Answer:
a) ηpump = 44.44%
b) ΔT = 0.059°C
Explanation:
Given
- Power input to the electric motor: Wmotor = 20 kW
- Electric motor efficiency: ηmotor = 90%
- Water flow rate: V = 40 l/s
- Pressure at the pump inlet: Pint = 120 kPa
- Pressure at the pump outlet: Pout = 320 kPa
- C = 4.186 kJ/Kg*°C
Required:
a) Determine the mechanical efficiency of the pump.
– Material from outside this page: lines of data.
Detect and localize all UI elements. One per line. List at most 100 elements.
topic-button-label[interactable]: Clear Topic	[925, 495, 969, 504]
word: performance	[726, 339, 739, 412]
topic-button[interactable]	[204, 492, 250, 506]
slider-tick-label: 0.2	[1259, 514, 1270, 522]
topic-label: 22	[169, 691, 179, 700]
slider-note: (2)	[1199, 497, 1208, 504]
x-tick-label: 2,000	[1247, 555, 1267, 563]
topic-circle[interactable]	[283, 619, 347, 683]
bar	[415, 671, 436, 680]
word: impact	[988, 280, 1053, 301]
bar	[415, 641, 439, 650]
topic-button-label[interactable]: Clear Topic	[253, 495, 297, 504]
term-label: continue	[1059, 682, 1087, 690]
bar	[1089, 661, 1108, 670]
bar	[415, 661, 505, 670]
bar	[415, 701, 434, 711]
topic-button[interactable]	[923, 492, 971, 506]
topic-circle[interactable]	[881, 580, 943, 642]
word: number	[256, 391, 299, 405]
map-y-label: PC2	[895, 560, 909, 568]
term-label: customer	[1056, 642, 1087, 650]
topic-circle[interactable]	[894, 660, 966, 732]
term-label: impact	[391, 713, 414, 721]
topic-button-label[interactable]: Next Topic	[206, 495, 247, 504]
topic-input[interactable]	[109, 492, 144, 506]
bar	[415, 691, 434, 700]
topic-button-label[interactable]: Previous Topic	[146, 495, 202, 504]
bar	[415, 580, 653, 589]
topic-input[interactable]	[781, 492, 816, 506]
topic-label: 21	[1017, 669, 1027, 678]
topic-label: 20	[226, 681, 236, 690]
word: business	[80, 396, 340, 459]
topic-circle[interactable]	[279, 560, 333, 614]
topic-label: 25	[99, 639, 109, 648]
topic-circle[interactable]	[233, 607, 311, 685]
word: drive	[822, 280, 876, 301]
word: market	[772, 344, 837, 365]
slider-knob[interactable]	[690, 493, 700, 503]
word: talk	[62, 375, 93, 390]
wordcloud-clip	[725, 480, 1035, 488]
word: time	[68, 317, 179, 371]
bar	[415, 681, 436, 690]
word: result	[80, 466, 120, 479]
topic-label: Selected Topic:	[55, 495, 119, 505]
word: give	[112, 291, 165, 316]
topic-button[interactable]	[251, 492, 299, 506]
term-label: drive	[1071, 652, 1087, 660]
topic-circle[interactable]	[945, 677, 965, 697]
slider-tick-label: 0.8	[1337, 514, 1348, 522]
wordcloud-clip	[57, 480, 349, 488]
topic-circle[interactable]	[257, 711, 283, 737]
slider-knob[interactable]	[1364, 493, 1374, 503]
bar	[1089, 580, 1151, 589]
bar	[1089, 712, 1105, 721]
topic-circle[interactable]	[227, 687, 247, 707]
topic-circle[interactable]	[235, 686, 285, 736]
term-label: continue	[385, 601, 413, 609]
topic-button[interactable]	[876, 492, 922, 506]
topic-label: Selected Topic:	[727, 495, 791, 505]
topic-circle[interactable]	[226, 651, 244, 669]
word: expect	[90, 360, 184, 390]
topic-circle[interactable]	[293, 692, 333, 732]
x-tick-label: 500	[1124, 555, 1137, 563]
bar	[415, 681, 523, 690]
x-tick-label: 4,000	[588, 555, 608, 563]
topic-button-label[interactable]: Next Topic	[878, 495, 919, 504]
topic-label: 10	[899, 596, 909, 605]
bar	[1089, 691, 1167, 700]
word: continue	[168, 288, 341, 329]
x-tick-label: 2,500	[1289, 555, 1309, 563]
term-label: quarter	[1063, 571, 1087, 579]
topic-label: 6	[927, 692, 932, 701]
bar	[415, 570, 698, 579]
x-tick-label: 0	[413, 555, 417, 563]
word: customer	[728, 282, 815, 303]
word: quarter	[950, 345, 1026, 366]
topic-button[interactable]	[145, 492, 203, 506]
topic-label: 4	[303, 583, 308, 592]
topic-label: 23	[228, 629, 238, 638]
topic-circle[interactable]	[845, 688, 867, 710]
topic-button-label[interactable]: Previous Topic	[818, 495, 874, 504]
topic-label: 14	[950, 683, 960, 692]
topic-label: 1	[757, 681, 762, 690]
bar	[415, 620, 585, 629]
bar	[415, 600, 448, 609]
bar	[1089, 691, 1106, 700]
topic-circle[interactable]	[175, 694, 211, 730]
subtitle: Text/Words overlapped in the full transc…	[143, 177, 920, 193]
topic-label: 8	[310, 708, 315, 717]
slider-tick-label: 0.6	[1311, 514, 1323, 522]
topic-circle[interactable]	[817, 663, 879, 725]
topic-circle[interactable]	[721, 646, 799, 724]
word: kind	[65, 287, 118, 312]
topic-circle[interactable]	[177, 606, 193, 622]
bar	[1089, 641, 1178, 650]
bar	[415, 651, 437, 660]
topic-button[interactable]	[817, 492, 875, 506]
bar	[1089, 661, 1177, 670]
b) Determine the temperature rise of water as it flows through the pump due to mechanical inefficiencies.
Assumptions:
- Steady state operation.
- The elevation difference across the pump is negligible.
Solution:
Mass flow rate of the water could be defined as the following:
m = V/v ⇒ m = 0.04/0.001 = 40 Kg/s
The power supplied to the fluid is obtained from the First Law of Thermodynamics for open system.
Wfluid = m*(Pout - Pin)*v
⇒ Wfluid = (40 Kg/s)*(320 kPa - 120 kPa)*0.001 = 8 kW
The shaft power could be defined as the following
Wshaft = ηmotor*Wmotor
⇒ Wshaft = 0.9*20 = 18 kW
The mechanical efficiency of the pump could be defined as the following:
ηpump = Wfluid/Wshaft
⇒ ηpump = 8 kW/18 kW = 0.44
⇒ ηpump = 44.44%
Of the 18 kW mechanical power supplied by the pump, only 8 kW is imparted to the fluid as mechanical energy. The remaining 10 kW is converted to thermal energy due to frictional effects, and this "lost" mechanical energy manifests itself as a heating effect in the fluid,
Emech,loss = Wshaft - Wfluid = 18 kW - 8 kW = 10 kW
The temperature rise of water due to this mechanical inefficiency is determined from the thermal energy balance,
Emech,loss = m*(u₂- u₁) = m*C*ΔT.
Solving for ΔT,
ΔT = Emech,loss/(m*C)
⇒ ΔT = 10 kW/(40 Kg/s*4.186 kJ/Kg*°C) = 0.059°C
Therefore, the water will experience a temperature rise of 0.059°C due to mechanical inefficiency, which is very small, as it flows through the pump.